In the hippocampus, an area which control the consolidation of new memories, shows abnormal needle shaped bodies and vesicles inside their cells.

These changes cause the brain cells to die. Under the microscope, fewer nerve cells are seen, in particular in the outer layers of the brain hemispheres. Amyloid deposits are also seen in the walls of nlood vessels of the brain and its coverings.

In the normal ageing process of the brain we may see similar picture, although it is by far much less in extent and degree.

How the Alzheimer's Brain appears in the Brain Scan

Computerised scan (CT) or Magnetic Resonance Imaging (MRI) are a routine examination for the evaluation of suspected cases of dementia.

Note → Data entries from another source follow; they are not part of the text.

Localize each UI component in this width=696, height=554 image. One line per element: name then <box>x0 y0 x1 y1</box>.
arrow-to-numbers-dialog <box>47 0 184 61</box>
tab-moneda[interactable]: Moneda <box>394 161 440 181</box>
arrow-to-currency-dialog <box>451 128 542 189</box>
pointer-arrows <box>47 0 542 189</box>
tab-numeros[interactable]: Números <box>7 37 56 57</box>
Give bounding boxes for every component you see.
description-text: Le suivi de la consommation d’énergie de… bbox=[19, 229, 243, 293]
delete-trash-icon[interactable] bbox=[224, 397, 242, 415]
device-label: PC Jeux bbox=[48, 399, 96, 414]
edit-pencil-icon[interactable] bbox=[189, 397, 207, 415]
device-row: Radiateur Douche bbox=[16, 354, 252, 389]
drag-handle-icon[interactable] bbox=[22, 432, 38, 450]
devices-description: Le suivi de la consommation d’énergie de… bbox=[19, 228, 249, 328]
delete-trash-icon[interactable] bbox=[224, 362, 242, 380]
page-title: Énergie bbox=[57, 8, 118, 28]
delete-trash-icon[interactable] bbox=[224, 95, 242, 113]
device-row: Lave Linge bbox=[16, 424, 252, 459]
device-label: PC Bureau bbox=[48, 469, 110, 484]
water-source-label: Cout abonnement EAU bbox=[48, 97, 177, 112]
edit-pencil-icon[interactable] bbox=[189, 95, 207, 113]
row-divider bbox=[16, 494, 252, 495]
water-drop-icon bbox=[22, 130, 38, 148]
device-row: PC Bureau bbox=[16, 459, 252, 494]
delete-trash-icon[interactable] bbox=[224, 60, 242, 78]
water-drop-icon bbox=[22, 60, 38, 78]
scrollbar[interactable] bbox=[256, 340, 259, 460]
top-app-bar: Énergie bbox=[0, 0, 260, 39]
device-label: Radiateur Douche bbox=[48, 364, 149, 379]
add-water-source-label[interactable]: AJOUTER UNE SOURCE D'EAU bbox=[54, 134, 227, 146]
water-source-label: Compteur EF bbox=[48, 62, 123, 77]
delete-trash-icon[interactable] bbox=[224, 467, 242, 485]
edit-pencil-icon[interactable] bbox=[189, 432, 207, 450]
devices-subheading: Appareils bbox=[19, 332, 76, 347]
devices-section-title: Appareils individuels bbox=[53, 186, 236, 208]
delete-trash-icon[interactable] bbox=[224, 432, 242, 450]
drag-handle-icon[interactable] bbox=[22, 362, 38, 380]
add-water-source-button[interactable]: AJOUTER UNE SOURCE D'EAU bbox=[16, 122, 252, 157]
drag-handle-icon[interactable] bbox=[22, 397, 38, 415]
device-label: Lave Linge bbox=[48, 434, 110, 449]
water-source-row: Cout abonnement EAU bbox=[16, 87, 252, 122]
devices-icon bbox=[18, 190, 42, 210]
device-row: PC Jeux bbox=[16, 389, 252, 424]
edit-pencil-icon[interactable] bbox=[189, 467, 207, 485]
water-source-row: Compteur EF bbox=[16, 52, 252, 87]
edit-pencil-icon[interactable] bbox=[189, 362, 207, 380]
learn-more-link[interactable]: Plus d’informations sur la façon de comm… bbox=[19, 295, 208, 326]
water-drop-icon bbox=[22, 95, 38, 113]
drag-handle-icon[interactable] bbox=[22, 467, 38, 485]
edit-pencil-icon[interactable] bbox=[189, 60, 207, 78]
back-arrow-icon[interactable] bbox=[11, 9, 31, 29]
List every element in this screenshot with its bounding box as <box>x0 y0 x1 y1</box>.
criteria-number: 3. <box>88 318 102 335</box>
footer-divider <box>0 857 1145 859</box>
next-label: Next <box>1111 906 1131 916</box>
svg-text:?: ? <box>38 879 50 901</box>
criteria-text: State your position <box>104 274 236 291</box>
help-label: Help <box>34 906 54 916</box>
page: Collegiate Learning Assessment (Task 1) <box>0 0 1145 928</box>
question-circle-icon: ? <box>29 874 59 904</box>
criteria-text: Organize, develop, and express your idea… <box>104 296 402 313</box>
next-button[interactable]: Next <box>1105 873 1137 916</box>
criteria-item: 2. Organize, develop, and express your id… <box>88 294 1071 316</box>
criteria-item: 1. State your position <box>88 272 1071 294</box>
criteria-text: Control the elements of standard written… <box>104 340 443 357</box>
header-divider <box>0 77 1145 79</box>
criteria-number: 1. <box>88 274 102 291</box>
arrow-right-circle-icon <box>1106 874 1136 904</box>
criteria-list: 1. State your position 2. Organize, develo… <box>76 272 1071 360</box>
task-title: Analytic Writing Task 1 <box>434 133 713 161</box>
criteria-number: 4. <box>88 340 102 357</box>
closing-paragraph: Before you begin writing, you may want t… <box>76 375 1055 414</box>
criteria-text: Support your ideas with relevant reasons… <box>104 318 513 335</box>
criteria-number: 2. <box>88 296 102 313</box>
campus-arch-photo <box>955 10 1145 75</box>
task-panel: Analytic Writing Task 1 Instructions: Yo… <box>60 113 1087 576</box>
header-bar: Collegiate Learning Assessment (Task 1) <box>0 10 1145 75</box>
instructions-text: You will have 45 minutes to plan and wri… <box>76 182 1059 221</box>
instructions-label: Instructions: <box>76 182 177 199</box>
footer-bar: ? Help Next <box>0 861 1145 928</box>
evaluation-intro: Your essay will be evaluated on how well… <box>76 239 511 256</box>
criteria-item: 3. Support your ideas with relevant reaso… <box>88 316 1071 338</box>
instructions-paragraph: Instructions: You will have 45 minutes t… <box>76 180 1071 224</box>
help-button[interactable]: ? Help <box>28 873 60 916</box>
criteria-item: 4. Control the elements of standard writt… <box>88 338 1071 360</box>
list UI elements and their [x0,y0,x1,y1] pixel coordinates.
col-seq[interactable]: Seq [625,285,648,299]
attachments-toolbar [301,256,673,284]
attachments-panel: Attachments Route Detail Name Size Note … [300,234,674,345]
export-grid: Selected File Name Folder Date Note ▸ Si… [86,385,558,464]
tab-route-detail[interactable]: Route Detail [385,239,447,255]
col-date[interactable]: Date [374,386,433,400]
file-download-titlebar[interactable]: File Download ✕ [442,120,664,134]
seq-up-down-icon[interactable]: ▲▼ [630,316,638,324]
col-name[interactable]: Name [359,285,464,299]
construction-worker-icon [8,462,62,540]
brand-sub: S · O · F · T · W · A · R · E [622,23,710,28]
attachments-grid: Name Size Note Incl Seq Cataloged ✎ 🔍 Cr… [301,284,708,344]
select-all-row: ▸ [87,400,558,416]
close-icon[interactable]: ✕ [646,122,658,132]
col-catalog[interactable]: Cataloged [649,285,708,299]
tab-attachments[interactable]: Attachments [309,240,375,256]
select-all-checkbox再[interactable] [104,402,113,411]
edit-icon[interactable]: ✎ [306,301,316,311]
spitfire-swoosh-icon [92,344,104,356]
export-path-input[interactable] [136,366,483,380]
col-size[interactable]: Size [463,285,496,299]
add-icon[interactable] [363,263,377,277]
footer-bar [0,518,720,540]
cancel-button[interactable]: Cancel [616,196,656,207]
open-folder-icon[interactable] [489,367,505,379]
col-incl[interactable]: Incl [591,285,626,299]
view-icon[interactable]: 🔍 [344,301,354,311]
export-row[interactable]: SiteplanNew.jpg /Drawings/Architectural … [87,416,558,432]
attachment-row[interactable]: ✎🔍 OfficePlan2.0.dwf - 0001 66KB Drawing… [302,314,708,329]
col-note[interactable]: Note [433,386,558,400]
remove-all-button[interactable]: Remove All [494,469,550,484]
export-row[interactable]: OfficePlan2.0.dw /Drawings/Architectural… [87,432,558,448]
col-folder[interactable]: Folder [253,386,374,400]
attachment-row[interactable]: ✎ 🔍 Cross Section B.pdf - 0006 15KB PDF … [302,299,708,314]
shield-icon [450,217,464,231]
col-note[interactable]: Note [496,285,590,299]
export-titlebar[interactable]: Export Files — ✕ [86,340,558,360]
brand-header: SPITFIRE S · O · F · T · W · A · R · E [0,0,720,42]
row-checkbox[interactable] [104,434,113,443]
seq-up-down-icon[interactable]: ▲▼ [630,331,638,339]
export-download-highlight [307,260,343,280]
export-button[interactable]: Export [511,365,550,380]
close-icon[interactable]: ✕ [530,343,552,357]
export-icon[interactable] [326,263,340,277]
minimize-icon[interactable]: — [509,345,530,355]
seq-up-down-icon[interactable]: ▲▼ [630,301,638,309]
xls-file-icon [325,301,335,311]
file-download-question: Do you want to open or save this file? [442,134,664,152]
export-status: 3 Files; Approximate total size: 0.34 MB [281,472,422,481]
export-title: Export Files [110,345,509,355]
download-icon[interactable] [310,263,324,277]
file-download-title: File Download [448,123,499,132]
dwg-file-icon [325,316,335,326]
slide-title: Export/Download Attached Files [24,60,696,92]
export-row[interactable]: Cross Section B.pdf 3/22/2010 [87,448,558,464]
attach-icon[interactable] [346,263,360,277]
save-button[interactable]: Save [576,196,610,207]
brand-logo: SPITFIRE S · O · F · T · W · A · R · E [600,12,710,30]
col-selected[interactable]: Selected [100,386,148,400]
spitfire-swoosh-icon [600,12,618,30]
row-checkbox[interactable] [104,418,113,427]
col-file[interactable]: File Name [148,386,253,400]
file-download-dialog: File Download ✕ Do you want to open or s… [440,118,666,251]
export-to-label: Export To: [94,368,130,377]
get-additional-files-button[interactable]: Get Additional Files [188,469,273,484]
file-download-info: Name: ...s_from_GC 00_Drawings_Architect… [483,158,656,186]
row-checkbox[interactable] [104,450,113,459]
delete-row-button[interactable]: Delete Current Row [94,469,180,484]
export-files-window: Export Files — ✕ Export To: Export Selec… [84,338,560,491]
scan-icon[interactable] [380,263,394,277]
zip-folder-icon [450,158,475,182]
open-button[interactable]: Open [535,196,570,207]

Another scanning method of the brain is Positron emission tomography or (PET) scans. These machines detect glucose use in the brain. The brain's sole source of nutrition is glucose in normal circumstances (in starvation the brain uses ketone bodies from fat cells as source of energy. The pattern of glucose use by a patient's brain seen in a PET scan differentiates Alzheimer's type dementia from other dementias , even before the diagnosis can be confirmed clinically. This scan is very expensive and is used in research not as a routine test.

In a PET scan, deficits of psychological functions are seen as areas of low energy consumption, in particular in the parietal and temporal regions of the brain. It may be more prominent on one side of the brain than the other. For example, Language functions are mainly focused in the left half of the brain (Broca's area), and a dementia patient with more damage on the right side than the left may show little difficulty in use of language. On the other hand, the left brain does all the functions related to analysis, logical, mathematical thinking, cause-effect relations and scientific thinking.

The right side of the brain control soft functions such as appreciation of music, art, recoginition of spatial relations, memory patterns of visual, tactile or spatial. Damage to these areas makes the person unable to recognize the face of other people, or to appreciate music.

PET scanning, when required, may be used for early detection of Alzhiemer's disease.

Another scanning technique is SPECT (single photon emission computed tomography) a scan which measures cerebral blood flow. It show the rate of blood diffusion into the brain areas in Alzheimer's disease, but it has poor outcome compared with PET.

PET (positron emission tomography) study of glucose metabolism in Alzheimer's disease illustrated the characteristic metabolic deficits of Alzheimer's in the parietal and temporal lobes. Over time, the metabolic deficit spreads throughout areas of the cortex, sparing the subcortical structures, as well as the primary sensory areas, such as visual and motor areas. At the late stage of disease, metabolic function of the brain in Alzheimer's disease is similar to that of the newborn baby, which corresponds to the similar behavior and functional capacity of those two individuals.